Тучные стада твоей деревни ходят по осиянным полуднем полям овсяницы и мятлика, и, как говорят приезжие к нам земледельцы, летний день кормит скот на грядущий год. Вести об урожайности твоих хлебов достигают Сириомбара, и радуют меня несказанно, ибо во многих местах жалуются на град. И, хоть не хочу в эту светлую июльскую пору праведных трудов упоминать о смертоубийцах, мучителях и живорезах, но туманный город бурлит преступниками, безумными или безрассудными, как злые дети. Вершатся убийства, родич, и вершатся страшно. Совет у арана Новэ был собран по минувшему закату, однако мне были продиктованы неутешительные выводы о текущем нашем бессилии. Однако, не ради оскорбления, а с целью точно передать тебе царившие у нас настроения, привожу тебе цитату нашего с тобой господина: "Это не дело рук ни перворожденного, ни смертного - хотя бы и темного, и не могли сотворенные первой песнью опуститься до подобной мерзости, ибо всему есть предел. Нет должного разумения у орков или троллей, и мы остаемся в тумане непонимания. Ни я, ни вы не можете слиться мыслью с чудовищем. Нам пригодился бы оборотень: аспид, являющийся на деле ястребом". Можно ли быть тут разным мнениям, если после этих речей он бросил долгий взгляд на меня? Добрый мой Финмор! В начале августа к арану Новэ явятся на переговоры опасные и важные гости, и мы не можем позволить волне бесцельного кровопролития смешаться с водами Белегаэра и затопить Сириомбар.
К письму прилагаю донесения стражей, побывавших на местах злодеяний. Верю, их простые, но полные скорби слова создадут перед твоим внутренним взором картины того, что пришлось увидать и мне.
Все мы: жена, муж, дочь, свидетельствуем нашу любовь милостивой Айралин, Финнару и Нариону, и мысленно обнимаем все твое милое семейство. Молю всех Валар, и в особенности Намо-Судию, чтобы они направили твои мысли по нужному пути, и предотвратили грядущую катастрофу.
Остаюсь в трепетном ожидании твоего скорого приезда,
Кравчий арана Новэ Лоссаринэль из Сириомбара..."

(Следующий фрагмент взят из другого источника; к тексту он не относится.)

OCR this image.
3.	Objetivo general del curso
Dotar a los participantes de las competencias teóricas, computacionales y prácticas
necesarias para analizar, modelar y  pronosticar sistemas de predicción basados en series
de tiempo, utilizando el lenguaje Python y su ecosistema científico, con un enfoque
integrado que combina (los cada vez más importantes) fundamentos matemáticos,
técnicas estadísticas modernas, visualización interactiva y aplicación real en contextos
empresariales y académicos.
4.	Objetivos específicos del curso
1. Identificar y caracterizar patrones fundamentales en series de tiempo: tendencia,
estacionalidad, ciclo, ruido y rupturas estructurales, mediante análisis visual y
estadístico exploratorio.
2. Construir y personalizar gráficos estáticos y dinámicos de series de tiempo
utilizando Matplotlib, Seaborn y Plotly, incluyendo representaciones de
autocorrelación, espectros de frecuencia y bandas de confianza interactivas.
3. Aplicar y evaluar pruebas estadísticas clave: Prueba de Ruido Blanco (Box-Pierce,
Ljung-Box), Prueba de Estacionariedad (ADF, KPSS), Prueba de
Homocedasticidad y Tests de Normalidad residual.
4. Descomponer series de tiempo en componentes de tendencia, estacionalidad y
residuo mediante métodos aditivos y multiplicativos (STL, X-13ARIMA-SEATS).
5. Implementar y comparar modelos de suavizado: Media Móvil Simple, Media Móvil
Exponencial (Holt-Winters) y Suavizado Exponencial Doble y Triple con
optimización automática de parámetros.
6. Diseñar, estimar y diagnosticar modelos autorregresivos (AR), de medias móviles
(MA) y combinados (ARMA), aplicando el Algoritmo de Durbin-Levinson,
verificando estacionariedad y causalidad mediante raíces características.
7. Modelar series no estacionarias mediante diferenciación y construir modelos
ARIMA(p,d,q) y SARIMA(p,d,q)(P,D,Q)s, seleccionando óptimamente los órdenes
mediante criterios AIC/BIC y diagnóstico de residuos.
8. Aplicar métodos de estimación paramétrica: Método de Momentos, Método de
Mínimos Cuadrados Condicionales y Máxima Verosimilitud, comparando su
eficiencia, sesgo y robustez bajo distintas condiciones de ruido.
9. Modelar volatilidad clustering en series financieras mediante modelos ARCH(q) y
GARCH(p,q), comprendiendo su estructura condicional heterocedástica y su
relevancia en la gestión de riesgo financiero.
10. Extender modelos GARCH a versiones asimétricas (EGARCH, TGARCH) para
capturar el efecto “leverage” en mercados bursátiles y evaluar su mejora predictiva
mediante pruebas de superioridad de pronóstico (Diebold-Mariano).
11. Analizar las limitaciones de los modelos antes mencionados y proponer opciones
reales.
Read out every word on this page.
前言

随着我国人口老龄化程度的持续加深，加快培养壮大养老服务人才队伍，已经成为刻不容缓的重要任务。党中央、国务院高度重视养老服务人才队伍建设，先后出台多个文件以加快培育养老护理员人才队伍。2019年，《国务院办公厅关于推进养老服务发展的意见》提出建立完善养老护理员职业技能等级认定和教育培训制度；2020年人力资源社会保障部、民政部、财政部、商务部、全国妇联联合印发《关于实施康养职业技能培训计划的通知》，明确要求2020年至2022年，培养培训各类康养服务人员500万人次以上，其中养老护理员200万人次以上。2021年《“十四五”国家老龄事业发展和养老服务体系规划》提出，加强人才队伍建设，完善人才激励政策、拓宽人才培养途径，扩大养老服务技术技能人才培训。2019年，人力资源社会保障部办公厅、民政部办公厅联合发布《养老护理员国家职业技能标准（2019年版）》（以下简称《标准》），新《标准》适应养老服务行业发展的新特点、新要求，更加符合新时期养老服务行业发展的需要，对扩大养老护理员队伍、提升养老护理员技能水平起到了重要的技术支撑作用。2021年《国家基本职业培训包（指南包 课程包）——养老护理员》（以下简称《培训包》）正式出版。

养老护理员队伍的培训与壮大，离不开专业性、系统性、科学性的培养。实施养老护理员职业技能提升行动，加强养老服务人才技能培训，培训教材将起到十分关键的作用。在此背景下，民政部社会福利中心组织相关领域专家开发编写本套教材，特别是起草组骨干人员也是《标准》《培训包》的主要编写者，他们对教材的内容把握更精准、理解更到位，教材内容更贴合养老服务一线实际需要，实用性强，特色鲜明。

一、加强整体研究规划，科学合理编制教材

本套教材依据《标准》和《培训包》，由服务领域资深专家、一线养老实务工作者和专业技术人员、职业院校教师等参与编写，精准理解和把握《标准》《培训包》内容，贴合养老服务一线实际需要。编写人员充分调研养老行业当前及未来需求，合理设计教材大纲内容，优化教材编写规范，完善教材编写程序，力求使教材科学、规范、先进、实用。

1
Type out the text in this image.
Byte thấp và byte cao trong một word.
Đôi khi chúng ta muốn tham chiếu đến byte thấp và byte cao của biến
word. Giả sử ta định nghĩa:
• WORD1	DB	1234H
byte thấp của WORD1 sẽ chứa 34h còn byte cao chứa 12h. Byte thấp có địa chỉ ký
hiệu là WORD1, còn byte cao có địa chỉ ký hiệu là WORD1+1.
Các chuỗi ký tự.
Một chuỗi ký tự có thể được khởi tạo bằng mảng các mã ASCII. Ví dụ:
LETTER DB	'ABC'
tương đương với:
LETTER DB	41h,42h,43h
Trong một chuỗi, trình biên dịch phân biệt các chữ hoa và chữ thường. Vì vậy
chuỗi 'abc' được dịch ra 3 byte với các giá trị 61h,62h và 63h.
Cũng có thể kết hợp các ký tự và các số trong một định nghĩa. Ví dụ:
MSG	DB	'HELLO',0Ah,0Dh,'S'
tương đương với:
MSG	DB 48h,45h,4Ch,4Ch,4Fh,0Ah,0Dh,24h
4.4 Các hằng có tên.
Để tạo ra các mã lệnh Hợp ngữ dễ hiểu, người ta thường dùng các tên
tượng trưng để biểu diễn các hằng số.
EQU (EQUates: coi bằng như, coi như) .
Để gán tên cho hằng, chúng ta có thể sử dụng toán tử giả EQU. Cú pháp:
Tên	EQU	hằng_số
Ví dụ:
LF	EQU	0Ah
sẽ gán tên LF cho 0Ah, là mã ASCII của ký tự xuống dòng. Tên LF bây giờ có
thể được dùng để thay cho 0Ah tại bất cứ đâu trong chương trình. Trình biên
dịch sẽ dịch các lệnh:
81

- Госпожа, повтори еще один раз название этого яства, будь ласкова! - веселился Марметир, юный содружинник посланника Рингареона.
- Кундюбки, - Айралин смешно сложила губы, и сквозь получившийся гусиный клюв долго тянула "ю-у-у", что еще больше развеселило вопрошавшего.
- Как за таким нескладным словом может прятаться, как за щитом, нечто столь прекрасное? - удивленно сморщил кожу лба Сольмедил, - Если бы я сперва услышал название, я бы многократно подумал бы о вкусе предлагаемого...
- Возможно, добрый друг, на то у иного хозяина и расчет, - Куавиндэ рассмешил две трети услышавших его стола, а остальные с удовольствием уносили шутку на недослышавший конец.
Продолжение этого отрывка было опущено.